HOW TO BECOME AN ATMOSPHERIC SCIENTIST

• According to NASA, a career in atmospheric science could begin with an undergraduate degree in meteorology, physics, chemistry, geography, mathematics, engineering or computer science.

• The Royal Meteorological Society has a list of UK universities that offer qualifications related to atmospheric science: https://www.rmets.org/courses

• According to College Factual, the top three universities in the USA for studying atmospheric science and meteorology are: Texas A&M University – College Station; University of California – Los Angeles; and University of Oklahoma Norman Campus

• Darrel highlights the University of Washington, the University of Wyoming, the Massachusetts Institute of Technology (MIT), Colorado State University and North Carolina State University as establishments to consider.

• According to Career Explorer, the average salary for an atmospheric scientist in the USA is about $94k.

HOW DID DARREL BAUMGARDNER BECOME AN ATMOSPHERIC SCIENTIST?

WHAT WERE YOUR INTERESTS AS A CHILD?

I was always curious as a child. I had my own chemistry set, Meccano, and lots of other educational toys that were available at that time. I enjoyed exploding things, taking things apart and putting them back together again. For a time, I was interested in becoming a writer, but decided to become a physicist at high school.

DID YOUR TEACHERS INFLUENCE YOUR DECISIONS?

I was lucky to have several inspirational teachers. My math teachers and my senior year physics teacher energised me with their enthusiasm for their subjects. A skilled teacher is driven by their curiosity and is someone who students want to emulate.

WHAT ARE YOU MOST PROUD OF FROM YOUR CAREER?

I have been a university professor for fourteen years and a research scientist for forty.

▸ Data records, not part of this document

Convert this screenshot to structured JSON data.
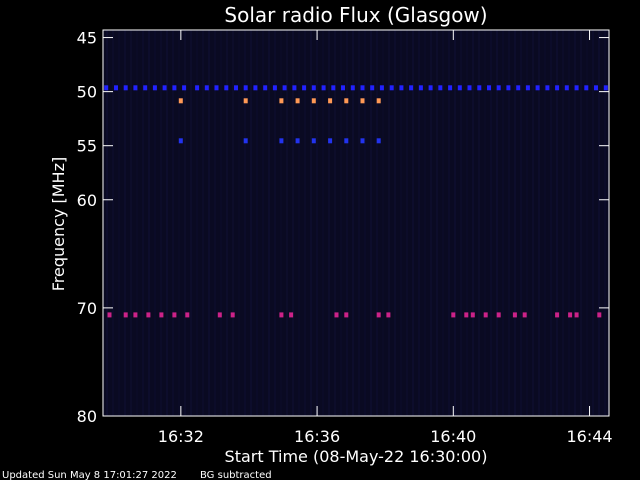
{
  "chart_data": {
    "type": "heatmap",
    "title": "Solar radio Flux (Glasgow)",
    "ylabel": "Frequency [MHz]",
    "xlabel": "Start Time (08-May-22 16:30:00)",
    "y_ticks": [
      45,
      50,
      55,
      60,
      70,
      80
    ],
    "x_ticks": [
      {
        "label": "16:32",
        "minutes": 2.4
      },
      {
        "label": "16:36",
        "minutes": 6.6
      },
      {
        "label": "16:40",
        "minutes": 10.8
      },
      {
        "label": "16:44",
        "minutes": 15.0
      }
    ],
    "x_range_minutes": [
      0,
      15.6
    ],
    "y_range_mhz": [
      44.3,
      80.0
    ],
    "background_color": "#0a0a22",
    "bands": [
      {
        "freq_mhz": 49.6,
        "color": "#2222ff",
        "times_min": [
          0.1,
          0.4,
          0.7,
          1.0,
          1.3,
          1.6,
          1.9,
          2.2,
          2.5,
          2.9,
          3.2,
          3.5,
          3.8,
          4.1,
          4.4,
          4.7,
          5.0,
          5.3,
          5.6,
          5.9,
          6.2,
          6.5,
          6.8,
          7.1,
          7.4,
          7.7,
          8.0,
          8.3,
          8.6,
          8.9,
          9.2,
          9.5,
          9.8,
          10.1,
          10.4,
          10.7,
          11.0,
          11.3,
          11.6,
          11.9,
          12.2,
          12.5,
          12.8,
          13.1,
          13.4,
          13.7,
          14.0,
          14.3,
          14.6,
          14.9,
          15.2,
          15.5
        ]
      },
      {
        "freq_mhz": 50.8,
        "color": "#ff9955",
        "times_min": [
          2.4,
          4.4,
          5.5,
          6.0,
          6.5,
          7.0,
          7.5,
          8.0,
          8.5
        ]
      },
      {
        "freq_mhz": 54.5,
        "color": "#2233ee",
        "times_min": [
          2.4,
          4.4,
          5.5,
          6.0,
          6.5,
          7.0,
          7.5,
          8.0,
          8.5
        ]
      },
      {
        "freq_mhz": 70.6,
        "color": "#cc2288",
        "times_min": [
          0.2,
          0.7,
          1.0,
          1.4,
          1.8,
          2.2,
          2.6,
          3.6,
          4.0,
          5.5,
          5.8,
          7.2,
          7.5,
          8.5,
          8.8,
          10.8,
          11.2,
          11.4,
          11.8,
          12.2,
          12.7,
          13.0,
          14.0,
          14.4,
          14.6,
          15.3
        ]
      }
    ]
  },
  "footer": {
    "updated": "Updated Sun May  8 17:01:27 2022",
    "note": "BG subtracted"
  }
}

I also have a patented design: the Backscatter Cloudprobe with Polarisation Detection. I have won an award for being the most cited Latin American scientist, with over 200 high-impact publications. I also founded my own tech company that does atmospheric research, which is still going strong after thirty years!

HOW DO YOUR ROLES IN ACADEMIA AND INDUSTRY COMPLEMENT EACH OTHER?

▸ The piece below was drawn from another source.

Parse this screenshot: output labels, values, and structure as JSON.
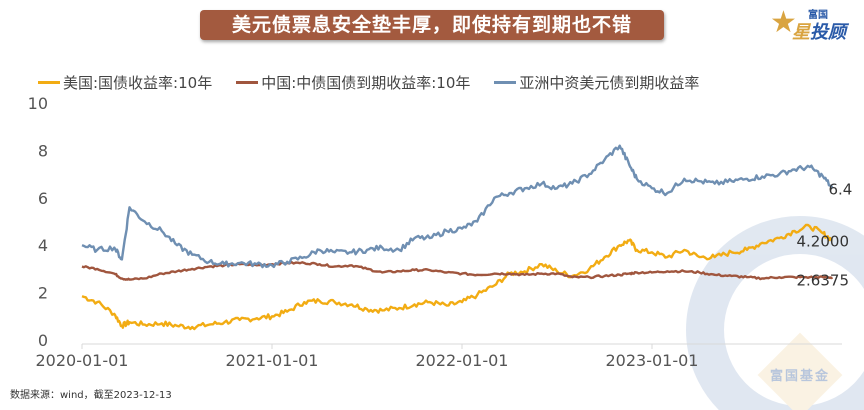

Many of my company’s clients are academics, and I interact with them and their students. I often visit universities and give classes in cloud and aerosol physics, as well as teaching measurement and data analysis techniques.

WHAT’S NEXT?

I have too many goals to name! I hope to improve techniques for measuring cloud ice crystal properties, and to develop a better method for identifying pollen particles in real time.

PATHWAY FROM SCHOOL TO ATMOSPHERIC SCIENCE

Darrel recommends taking:
• Maths
• Chemistry
• Physics
• Environmental sciences

Other subjects such as geography and computer science could also be very useful.

DARREL’S TOP TIPS FOR STUDENTS

01 – Follow your instincts, and don’t doubt yourself. Once you have made a decision, don’t look backwards or regret your choice.

02 – Attributes such as curiosity, problem solving, creativity and exploring my own wild ideas have hugely helped my scientific career.

03 – Let your creativity grow and don’t limit yourself. Being able to write well is essential, so read widely: history, literature, fiction, non-fiction. Music can also provide a great creative outlet.